Pembangkit Listrik di Indonesia Masih Akan Didominasi Batu Bara hingga 2035

- Proyeksi DEN: Porsi PLTU turun dari 53 persen pada 2024 menjadi 42 persen pada 2035.
- Program de-dieselisasi dan pengembangan energi baru terbarukan menjadi fokus pemerintah.
Jakarta, FORTUNE — Dewan Energi Nasional (DEN) memproyeksikan pembangkit listrik tenaga uap (PLTU) berbahan bakar batu bara masih menjadi tulang punggung sistem kelistrikan Indonesia hingga lebih dari satu dekade ke depan. Meski porsinya dipastikan menyusut, kapasitas PLTU diperkirakan tetap menjadi yang terbesar dibandingkan dengan pembangkit gas maupun energi baru terbarukan (EBT) hingga 2035.
Kepala Biro Fasilitasi Kebijakan Energi dan Persidangan Setjen DEN, Yunus Saefulhak, menyatakan dominasi batu bara akan berangsur-angsur berkurang seiring percepatan transisi energi yang mulai diakselerasi pemerintah.
Berdasarkan proyeksi DEN, porsi PLTU diperkirakan turun dari 53 persen pada 2024 menjadi 42 persen pada 2035.
“Ini skenario optimis,” kata dia dalam Outlook Energi Indonesia 2026 yang disiarkan virtual, Selasa (9/12).
Yunus mengatakan salah satu fokus pemerintah adalah mempercepat pengurangan penggunaan energi fosil melalui program de-dieselisasi. Program ini akan menurunkan ketergantungan pada pembangkit berbasis diesel, seiring percepatan pengembangan EBT dan konektivitas jaringan listrik.
“Program de-dieselisasi berpengaruh terhadap pengurangan pembangkit fosil,” ujarnya.
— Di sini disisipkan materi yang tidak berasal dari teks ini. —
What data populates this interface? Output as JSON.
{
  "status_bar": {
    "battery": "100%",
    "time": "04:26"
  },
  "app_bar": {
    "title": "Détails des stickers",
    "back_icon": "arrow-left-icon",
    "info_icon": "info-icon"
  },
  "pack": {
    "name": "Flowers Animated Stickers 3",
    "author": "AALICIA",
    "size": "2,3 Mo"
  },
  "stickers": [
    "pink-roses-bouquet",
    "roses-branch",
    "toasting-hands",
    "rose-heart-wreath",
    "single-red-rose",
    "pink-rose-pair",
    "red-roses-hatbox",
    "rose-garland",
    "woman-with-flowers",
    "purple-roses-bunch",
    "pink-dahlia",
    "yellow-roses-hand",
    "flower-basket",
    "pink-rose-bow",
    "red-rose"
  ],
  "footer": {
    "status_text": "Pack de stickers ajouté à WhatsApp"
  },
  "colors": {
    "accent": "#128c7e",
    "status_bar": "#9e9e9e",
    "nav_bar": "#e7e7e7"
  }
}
Pada arah kebijakan energi terbaru yang tertuang dalam Peraturan Pemerintah (PP) Nomor 40 Tahun 2025—menggantikan PP 79 Tahun 2014—pemerintah menegaskan Pembangkit Listrik Tenaga Nuklir (PLTN) bukan lagi pilihan terakhir dalam bauran energi nasional.
Menurutnya, nuklir diposisikan sebagai energi penyeimbang untuk mencapai target dekarbonisasi, terutama saat Indonesia mulai mengembangkan hidrogen, amonia, serta energi baru lain.
“Nuklir bukan lagi opsi terakhir. Dia menjadi penyeimbang dalam target dekarbonisasi sektor energi. Artinya, nuklir menjadi hal yang harus dikembangkan, bersama hidrogen dan amonia,” katanya.
DEN juga melakukan penyesuaian terhadap target bauran EBT agar lebih realistis dengan kondisi aktual. Jika target sebelumnya menetapkan porsi EBT 23 persen pada 2025 dan 31 persen pada 2050, maka dalam PP 40/2025 target itu diubah.
Kini, target EBT dipatok 19–23 persen pada 2030, sementara target 2026 berkisar 20–22 persen.
Yunus menambahkan pendanaan transisi energi tidak lagi bertumpu pada APBN semata. Pemerintah akan mengoptimalkan APBD serta membuka ruang bagi pendanaan nasional maupun internasional yang sah.